Three months later, not much has changed. The Americans are being pigeon-holed as the team that time has left behind. The chorus is growing. After the opening 3-1 win over Australia on Monday, the Americans were found to be so unimpressive by their opponents that the editors of the Matildas official team website picked up where Iceland's coach left off.
"The U.S. certainly like to talk a good game. The reality is they play a fairly rudimentary, bog-standard 4-4-2, were short of ideas going forward and outmaneuvered tactically. 'Play it long and look for the head of Wambach' seems the default game-plan for a team stuck in the past,'' Australia's team site said.
They were just clearing their throats, as the waltzing Matildas became the trash-talking Matildas:
"World football has moved, in case Jill Ellis hasn't noticed. U.S. were outplayed by a better, smarter footballing side — who were also without two certain starters in Polkinghorne and keeper Williams — before the Aussies ran out of gas.''
The U.S. team professes to be in a bubble, or off the grid, as midfielder Carli Lloyd pronounced on the eve of the U.S. team's first game. But the distractions and the detractors have broken through, with significant implications.
There's the continuing issue of Solo's arrest last June on domestic violence charges. Despite a judge's dismissal of the case in January, details about the fight were brought forth in a report by ESPN. Solo's half-sister went on the record about the incident, along with information for sealed court documents, which has prompted a drumbeat against Solo by media outlets and a U.S. Sen. Richard Blumenthal, a Democrat from Connecticut.
Many have called on U.S. Soccer to suspend or kick Solo off team. On Friday, TMZ produced a restraining order that was issued against Solo back in 1998, when she allegedly punched a high school classmate. Also, USA Today reported that United States Olympic Committee CEO Scott Blackburn contacted U.S. Soccer president Sunil Gulati specifically to express concerns about Solo's domestic violence arrest.
The U.S. team is rallying behind Solo — or at least giving an account of its process following Solo's arrest last year. While U.S. Soccer is pushing back against charges that they failed to perform a due diligence investigating Solo's case, it does concede that new information, via sealed documents being provided to ESPN, has caused U.S. Soccer to investigate Solo's post-arrest behaviors.
The Solo drama that was supposed to be a closed case is now swinging open — and there is no telling the wear and tear it will have on this team.

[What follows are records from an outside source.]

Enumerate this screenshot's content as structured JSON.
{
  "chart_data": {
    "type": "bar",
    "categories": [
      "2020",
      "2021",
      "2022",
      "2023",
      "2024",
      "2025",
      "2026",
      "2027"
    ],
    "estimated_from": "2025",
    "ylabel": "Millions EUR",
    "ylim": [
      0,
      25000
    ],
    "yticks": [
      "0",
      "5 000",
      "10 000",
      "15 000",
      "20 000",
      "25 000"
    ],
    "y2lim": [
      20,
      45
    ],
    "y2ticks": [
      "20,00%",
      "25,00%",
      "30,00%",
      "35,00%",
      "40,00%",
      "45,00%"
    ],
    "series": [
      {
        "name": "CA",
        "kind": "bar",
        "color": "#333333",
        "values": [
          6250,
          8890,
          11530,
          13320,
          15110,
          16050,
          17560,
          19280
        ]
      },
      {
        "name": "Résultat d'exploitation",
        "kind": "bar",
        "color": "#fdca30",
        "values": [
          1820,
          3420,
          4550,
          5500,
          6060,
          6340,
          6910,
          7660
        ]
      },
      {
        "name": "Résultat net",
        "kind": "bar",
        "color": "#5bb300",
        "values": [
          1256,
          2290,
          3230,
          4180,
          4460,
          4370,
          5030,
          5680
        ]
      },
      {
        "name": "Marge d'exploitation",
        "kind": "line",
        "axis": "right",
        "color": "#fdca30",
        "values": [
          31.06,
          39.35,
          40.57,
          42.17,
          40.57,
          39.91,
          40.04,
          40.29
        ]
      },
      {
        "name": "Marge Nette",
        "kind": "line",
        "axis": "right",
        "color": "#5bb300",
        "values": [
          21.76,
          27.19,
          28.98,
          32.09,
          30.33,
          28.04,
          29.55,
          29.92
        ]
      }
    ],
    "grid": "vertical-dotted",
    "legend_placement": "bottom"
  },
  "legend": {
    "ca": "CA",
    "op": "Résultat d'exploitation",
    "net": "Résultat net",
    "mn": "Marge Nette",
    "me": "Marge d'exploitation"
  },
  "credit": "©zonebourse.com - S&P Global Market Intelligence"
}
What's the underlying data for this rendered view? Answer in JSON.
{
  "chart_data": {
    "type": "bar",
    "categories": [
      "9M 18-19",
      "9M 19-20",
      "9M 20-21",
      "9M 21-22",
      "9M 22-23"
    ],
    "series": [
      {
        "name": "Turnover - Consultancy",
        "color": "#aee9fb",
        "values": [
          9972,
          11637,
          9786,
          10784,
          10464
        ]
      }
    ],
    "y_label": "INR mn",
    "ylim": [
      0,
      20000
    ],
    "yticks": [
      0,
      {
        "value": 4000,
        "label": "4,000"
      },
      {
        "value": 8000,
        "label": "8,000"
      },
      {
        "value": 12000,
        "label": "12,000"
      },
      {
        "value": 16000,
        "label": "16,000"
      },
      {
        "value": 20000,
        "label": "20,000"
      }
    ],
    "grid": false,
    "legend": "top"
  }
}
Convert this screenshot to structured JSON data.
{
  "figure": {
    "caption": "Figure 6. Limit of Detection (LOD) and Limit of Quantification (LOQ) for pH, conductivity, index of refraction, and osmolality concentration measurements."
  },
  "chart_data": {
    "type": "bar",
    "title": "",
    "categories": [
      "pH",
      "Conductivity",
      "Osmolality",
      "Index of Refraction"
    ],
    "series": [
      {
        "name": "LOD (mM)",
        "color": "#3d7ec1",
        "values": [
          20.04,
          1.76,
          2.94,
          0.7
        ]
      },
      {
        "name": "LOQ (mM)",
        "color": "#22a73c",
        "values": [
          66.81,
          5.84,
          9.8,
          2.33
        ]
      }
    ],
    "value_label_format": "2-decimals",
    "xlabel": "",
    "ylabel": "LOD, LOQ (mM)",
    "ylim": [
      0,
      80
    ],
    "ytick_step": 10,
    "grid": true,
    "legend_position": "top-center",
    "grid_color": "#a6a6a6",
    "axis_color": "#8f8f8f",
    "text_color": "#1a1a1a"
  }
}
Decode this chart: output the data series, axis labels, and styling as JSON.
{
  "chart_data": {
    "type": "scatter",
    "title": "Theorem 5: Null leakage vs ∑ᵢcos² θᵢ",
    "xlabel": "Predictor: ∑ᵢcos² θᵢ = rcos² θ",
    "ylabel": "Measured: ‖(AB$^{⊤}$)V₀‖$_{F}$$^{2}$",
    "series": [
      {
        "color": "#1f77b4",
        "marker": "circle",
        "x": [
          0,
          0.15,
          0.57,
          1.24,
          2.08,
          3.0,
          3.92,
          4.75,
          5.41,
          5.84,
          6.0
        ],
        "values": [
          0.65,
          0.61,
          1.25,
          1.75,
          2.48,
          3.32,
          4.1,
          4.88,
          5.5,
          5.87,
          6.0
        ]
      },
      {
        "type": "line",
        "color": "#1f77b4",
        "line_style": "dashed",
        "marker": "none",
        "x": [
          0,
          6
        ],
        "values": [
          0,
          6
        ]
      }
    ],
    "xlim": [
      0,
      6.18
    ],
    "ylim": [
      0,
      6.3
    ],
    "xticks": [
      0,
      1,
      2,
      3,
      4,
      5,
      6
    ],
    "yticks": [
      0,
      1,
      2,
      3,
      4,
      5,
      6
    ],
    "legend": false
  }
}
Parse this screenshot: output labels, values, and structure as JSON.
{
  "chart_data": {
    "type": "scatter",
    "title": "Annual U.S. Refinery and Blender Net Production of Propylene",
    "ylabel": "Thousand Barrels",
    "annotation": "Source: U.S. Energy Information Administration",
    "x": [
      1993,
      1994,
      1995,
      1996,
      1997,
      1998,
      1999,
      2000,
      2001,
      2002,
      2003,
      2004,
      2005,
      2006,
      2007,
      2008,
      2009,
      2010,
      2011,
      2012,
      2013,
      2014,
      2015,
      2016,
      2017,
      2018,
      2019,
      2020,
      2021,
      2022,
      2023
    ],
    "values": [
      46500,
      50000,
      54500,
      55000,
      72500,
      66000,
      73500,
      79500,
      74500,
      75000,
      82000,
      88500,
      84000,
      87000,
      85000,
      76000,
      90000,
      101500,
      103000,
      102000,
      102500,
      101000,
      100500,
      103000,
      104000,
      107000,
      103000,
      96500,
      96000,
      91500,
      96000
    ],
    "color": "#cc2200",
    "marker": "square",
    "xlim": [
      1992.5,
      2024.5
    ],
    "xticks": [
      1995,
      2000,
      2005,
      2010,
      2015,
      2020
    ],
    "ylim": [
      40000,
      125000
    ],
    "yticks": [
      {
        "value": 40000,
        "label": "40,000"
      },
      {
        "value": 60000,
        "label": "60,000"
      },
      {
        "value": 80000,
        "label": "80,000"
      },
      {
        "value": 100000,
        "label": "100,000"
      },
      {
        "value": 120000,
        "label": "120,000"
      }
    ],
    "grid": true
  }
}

They can say they're in a bubble and ignoring the non-soccer stuff, but it keeps coming — from the media, from Congress, from the USOC and at the World Cup.
Even German coach Silvia Neid didn't need much prompting to take a shot at Solo.
"I'm happy that my players do not have the same off-field lifestyle," Neid said last week. "(Germany goalkeeper) Nadine Angerer is very focused on the games, not much of a party-goer like I hear Hope is. I have players who are extravagant, intelligent and do have a life outside of soccer. I don't know what the case is for Hope Solo."
Sweden coach Pia Sundhage, who coached Solo and the U.S. team from 2008 until 2012, called Solo "a piece of work,'' and said it took work to keep Solo happy and create team chemistry. Maybe this is the price that the U.S. team has to pay for setting the standard and breaking the women's game into world view. The Americans have fallen a few pegs since 1999 as the rest of the world got better.
But now, 16 years removed from their last World Cup title, the Americans are feeling the weight. What is supposed to be a joyous demonstration of soccer at its best is turning into a soap opera.
Next stop, Vancouver. After that, who knows?